- Specialty: Obstetrics

= Postpartum thyroiditis =

Postpartum thyroiditis is a type of thyroiditis, inflammation of the thyroid, occurring in the first 12 months after pregnancy and typically involves hyperthyroidism followed by hypothyroidism which is most often temporary.

Postpartum thyroiditis is believed to result from the modifications to the immune system necessary in pregnancy, and histologically is the same as subacute lymphocytic thyroiditis also called silent thyroiditis or painless thyroiditis, a form of subacute thyroiditis. The process is normally self-limiting, but when thyroid antibodies are found there is a high chance of this proceeding to permanent hypothyroidism.

==Signs and symptoms==
The initial phase of hyperthyroid symptoms occurs transiently about two to six months postpartum. Typical symptoms include irritability, nervousness, palpitations, and heat intolerance. Hormonal disturbances during this phase tend to occur with lower intensity compared with the hypothyroid phase. As a result, the hyperthyroid phase may pass undetected. The second phase of hypothyroid symptoms is also transient and can occur anytime within the three- to twelve-month period postpartum. Women in this phase experience low energy, poor memory, impaired concentration, carelessness, dry skin, cold intolerance, and general aches and pains. After one year postpartum, euthyroid function resumes. Any case with hypothyroid symptoms extending beyond one year postpartum is not considered postpartum thyroiditis.

Women who test positive for thyroid antibodies may be at increased risk of developing symptoms associated with postpartum depression than women without thyroid antibodies.

==Cause==
During pregnancy, immunologic suppression occurs which induces tolerance to the presence of the fetus. Without this suppression, the fetus would be rejected causing miscarriage. As a result, following delivery, the immune system rebounds causing levels of thyroids antibodies to rise in susceptible women.

Specifically, the immunohistological features of susceptible women are indicated by:
- antibodies to thyroglobulin (TgAb)
- antibodies to thyroid peroxidase (TPOAb)
- increase in TPOAb subclasses IgG1-IgG3
- lymphocyte infiltration and follicle formation within thyroid gland (Hashimoto's thyroiditis)
- T-cell changes (increased CD4:CD8 ratio)
- TSH-receptor antibodies (TSH-R Abs)

==Diagnosis==
This condition is commonly undiagnosed by physicians due to either unfamiliarity with the disease, the subtlety of symptoms, or the attribution of the symptoms to the stresses of having a newborn. Usual screening begins with assessing the thyroid stimulating hormone (TSH) level. A suppressed TSH could represent the hyperthyroid phase, but warrants further testing to investigate for possible Graves' disease. A normal TSH with persistent symptoms could represent the shift between phases and requires repeat testing 4–6 weeks later; an elevated TSH at this time could indicate the hypothyroid phase.

==Treatment==
For most women, the hyperthyroid phase presents with very mild symptoms or is asymptomatic; intervention is usually not required. If symptomatic cases require treatment, a short course of beta-blockers would be effective.
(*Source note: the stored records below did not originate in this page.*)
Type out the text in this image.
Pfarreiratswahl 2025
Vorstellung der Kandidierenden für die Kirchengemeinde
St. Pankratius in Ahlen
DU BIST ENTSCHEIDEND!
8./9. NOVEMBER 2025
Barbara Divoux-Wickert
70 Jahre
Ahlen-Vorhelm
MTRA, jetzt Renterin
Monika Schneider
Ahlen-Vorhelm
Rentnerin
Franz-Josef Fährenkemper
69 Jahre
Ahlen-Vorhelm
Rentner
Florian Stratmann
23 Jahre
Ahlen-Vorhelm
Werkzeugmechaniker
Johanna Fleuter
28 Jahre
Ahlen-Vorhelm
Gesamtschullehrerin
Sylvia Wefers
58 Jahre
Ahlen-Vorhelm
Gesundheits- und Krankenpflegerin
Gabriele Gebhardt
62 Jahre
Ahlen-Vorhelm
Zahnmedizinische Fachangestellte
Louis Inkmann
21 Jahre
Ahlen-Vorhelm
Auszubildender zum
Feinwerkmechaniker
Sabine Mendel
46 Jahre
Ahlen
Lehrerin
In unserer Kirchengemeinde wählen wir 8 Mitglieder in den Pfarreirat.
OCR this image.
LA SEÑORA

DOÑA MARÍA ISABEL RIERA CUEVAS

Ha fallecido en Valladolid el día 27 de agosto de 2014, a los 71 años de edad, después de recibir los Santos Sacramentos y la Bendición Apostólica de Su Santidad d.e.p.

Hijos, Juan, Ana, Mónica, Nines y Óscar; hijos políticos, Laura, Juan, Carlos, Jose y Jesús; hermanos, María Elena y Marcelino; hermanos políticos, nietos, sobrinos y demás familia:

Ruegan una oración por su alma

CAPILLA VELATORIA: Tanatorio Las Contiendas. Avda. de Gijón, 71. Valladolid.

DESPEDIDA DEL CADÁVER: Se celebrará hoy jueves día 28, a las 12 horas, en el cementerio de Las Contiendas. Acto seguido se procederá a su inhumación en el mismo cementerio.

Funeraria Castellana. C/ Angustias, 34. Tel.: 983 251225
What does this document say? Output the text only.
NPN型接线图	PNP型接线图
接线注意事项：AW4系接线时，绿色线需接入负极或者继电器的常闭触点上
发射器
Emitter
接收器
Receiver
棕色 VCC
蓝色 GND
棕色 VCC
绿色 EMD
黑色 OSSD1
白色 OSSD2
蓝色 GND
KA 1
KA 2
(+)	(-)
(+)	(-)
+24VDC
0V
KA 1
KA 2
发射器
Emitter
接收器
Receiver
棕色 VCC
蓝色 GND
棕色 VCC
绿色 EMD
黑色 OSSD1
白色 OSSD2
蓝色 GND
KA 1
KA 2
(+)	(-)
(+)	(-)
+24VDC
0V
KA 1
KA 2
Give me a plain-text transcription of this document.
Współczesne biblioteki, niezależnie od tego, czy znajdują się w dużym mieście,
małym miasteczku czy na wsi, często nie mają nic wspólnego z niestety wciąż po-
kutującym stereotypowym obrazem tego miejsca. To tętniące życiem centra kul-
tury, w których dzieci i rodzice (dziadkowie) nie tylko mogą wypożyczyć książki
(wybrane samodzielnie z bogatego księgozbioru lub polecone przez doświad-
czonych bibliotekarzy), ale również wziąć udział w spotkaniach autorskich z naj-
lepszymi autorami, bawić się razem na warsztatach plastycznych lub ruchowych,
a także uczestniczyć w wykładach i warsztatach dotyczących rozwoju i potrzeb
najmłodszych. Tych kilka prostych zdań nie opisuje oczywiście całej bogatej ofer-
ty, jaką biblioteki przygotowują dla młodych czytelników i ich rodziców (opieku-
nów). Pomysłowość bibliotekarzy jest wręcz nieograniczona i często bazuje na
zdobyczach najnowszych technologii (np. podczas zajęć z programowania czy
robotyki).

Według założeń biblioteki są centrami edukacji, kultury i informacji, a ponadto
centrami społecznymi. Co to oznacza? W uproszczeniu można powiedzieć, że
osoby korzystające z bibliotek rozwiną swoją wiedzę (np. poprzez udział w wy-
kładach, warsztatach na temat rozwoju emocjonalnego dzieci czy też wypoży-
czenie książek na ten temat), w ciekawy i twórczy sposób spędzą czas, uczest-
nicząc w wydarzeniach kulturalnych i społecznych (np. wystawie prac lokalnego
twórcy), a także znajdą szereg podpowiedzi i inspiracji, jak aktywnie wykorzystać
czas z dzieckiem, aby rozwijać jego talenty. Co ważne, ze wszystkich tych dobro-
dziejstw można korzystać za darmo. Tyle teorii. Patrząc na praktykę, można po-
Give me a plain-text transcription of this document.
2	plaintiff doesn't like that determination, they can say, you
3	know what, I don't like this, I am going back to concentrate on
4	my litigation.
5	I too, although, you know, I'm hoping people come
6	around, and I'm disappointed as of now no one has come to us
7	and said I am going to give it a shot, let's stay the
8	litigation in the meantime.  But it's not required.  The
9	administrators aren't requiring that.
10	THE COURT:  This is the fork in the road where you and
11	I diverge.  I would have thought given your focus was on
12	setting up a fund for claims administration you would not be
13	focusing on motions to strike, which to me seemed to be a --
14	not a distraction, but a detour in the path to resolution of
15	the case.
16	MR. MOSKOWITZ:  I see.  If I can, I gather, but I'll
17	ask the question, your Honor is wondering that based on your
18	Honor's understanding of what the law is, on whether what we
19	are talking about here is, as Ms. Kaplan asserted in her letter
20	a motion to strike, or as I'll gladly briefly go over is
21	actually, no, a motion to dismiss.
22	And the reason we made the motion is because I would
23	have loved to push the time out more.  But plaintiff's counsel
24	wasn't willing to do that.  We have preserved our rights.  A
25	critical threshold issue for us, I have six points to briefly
Assessing treatment for the hypothyroid is more complex. Women with symptoms or a very high TSH level, or both, are usually prescribed a course of levothyroxine. Asymptomatic women with slightly elevated TSH levels who are planning subsequent pregnancies, should consider a course of treatment until completion of the family to avoid possible developmental complications in future children. Otherwise, treatment could be discontinued after one year postpartum.

==Epidemiology==
According to the National Institute of Health, postpartum thyroiditis affects about 8% of pregnancies. There are, however, different rates reported globally. This is likely due to the differing amounts of average postpartum follow times around the world, and due to humans' own innate differences. For example, in Bangkok, Thailand the rate is 1.1%, but in Brazil it is 13.3%.

Women with type I diabetes mellitus have a threefold increase in the prevalence of postpartum thyroiditis than non-diabetic women in the same region.